If this sounds familiar, why yes it is, even more so than Frankenstein. When one thinks of a prequel written in response to a successful, gritty science fiction phenomenon, one can only invoke…

Star Wars.

The parallels are uncanny.

Recall: in the Star Wars prequels, Lucas takes us back to a shinier, happier time, to meet Anakin Skywalker, a technologically brilliant yet whiny child who secretly falls in with the sinister cult of the Sith, is nearly killed, then resurrected in a cyborg body to terrorize the galaxy.

Wow. I get goosebumps just thinking about the parallels, and not in a good way.

Zoe capricaCaprica is far better than The Phantom Menace, but that is a low bar, and neither is Caprica as compelling as the opening Battlestar Galactica miniseries. We are supposed to sympathize with Zoe’s grieving father, a Bill Gates-like character, but his distance from wife and work also distances him from the audience.
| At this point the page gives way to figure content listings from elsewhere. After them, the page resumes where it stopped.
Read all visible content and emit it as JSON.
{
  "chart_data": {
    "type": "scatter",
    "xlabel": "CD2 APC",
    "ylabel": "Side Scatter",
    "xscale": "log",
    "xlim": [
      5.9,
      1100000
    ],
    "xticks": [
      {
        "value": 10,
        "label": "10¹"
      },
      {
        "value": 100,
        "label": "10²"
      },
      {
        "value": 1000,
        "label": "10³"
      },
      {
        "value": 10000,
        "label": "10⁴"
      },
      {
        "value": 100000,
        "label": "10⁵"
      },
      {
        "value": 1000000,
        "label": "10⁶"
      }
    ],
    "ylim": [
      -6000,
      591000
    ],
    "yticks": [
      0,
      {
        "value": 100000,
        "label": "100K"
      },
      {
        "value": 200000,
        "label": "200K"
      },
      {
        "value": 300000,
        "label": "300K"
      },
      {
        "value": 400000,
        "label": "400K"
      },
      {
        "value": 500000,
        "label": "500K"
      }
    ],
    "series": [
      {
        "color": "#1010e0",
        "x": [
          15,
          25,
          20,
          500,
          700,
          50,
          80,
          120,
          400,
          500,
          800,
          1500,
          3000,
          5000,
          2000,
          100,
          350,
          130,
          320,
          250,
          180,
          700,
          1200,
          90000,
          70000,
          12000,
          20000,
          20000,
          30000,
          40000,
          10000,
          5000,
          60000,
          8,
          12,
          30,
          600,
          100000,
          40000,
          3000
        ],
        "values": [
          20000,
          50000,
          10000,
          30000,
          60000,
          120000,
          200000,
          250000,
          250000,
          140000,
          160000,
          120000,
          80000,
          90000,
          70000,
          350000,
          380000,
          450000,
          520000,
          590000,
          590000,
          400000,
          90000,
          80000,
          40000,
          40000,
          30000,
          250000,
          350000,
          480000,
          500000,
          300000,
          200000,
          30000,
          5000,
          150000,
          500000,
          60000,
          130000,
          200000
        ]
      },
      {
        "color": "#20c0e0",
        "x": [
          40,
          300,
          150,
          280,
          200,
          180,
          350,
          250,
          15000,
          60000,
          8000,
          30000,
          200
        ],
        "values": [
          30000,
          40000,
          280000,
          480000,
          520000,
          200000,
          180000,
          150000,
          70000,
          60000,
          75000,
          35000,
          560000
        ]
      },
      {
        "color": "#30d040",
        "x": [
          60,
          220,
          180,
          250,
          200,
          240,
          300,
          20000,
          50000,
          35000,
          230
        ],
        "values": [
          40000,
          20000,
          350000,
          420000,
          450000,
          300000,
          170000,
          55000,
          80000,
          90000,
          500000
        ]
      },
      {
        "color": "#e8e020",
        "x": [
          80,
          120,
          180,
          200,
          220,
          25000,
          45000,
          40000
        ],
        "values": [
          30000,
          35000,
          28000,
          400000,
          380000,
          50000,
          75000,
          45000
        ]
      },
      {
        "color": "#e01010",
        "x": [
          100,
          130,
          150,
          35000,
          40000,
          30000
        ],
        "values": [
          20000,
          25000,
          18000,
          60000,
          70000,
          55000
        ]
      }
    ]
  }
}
Much more intriguing is Joseph Adams, a well-dressed lawyer who lost his wife and daughter in the same bombing that killed Zoe, and who is attempting to reconnect with his young son William, all the while in a dangerous dance with a Mafia-like gang from his Tauron homeworld. Young William, of course, grows up to be Bill Adama, who helps to save the human race 58 years later as captain of the Galactica. The Adama drama is much more compelling than the dull Frankenstein, I mean Greystone, family but is curiously underplayed here despite a few dramatic scenes.

The technology of Caprica is not only flashier but also significantly more advanced than in Battlestar Galactica; I suppose the First Cylon War seriously knocked civilization back on its heels. Among the advance is a kind of virtual reality; I tend to despise virtual reality stories on principle, although here the stupid factor is significantly less than Star Trek holodecks or The Matrix, again low bars (I realize such a statement is hate-mail bait).  Oddly enough, the tech I liked the best was a kind of smart paper; less dramatic but much more realistic.

BSG, as does all science fiction, provided a platform to play out current anxieties: terrorism, genocide, abortion, religion. It’s clear that Caprica will touch upon at least two major themes: the tension between heritage and assimilation among immigrants facing bigotry, and religion. Most discussions about religion in science fiction are ill-informed and inane, and have none of the critical depth or insight found in, say, Life of Brian or South Park. In both BSG and Caprica, however, the religion proxy discussion is more intriguing, mostly because the writers allow the characters the sincerity of their beliefs or, better yet, realize the insincerity of all our beliefs and non-beliefs.

06-Caprica-City

Watching Caprica I was struck when one character, questioning the monotheism of another, asks: do you really want to believe in a universe run by a single God who gets to decide what is right and what is wrong, with no recourse, no appeal? In other words: polytheism as the ultimate checks-and-balances for governing the universe. For science fiction, this counts as a deep insight.

The pilot for Caprica was released as a DVD and download in April; it is set to premiere as a series in early 2010. It’s unlikely to be as awful as spinoffs often are — for example, I couldn’t even bear to try the Stargate: Atlantis spinoff from SG-1 — but I am not holding my breath. In fact, I’ll probably wait for the DVD.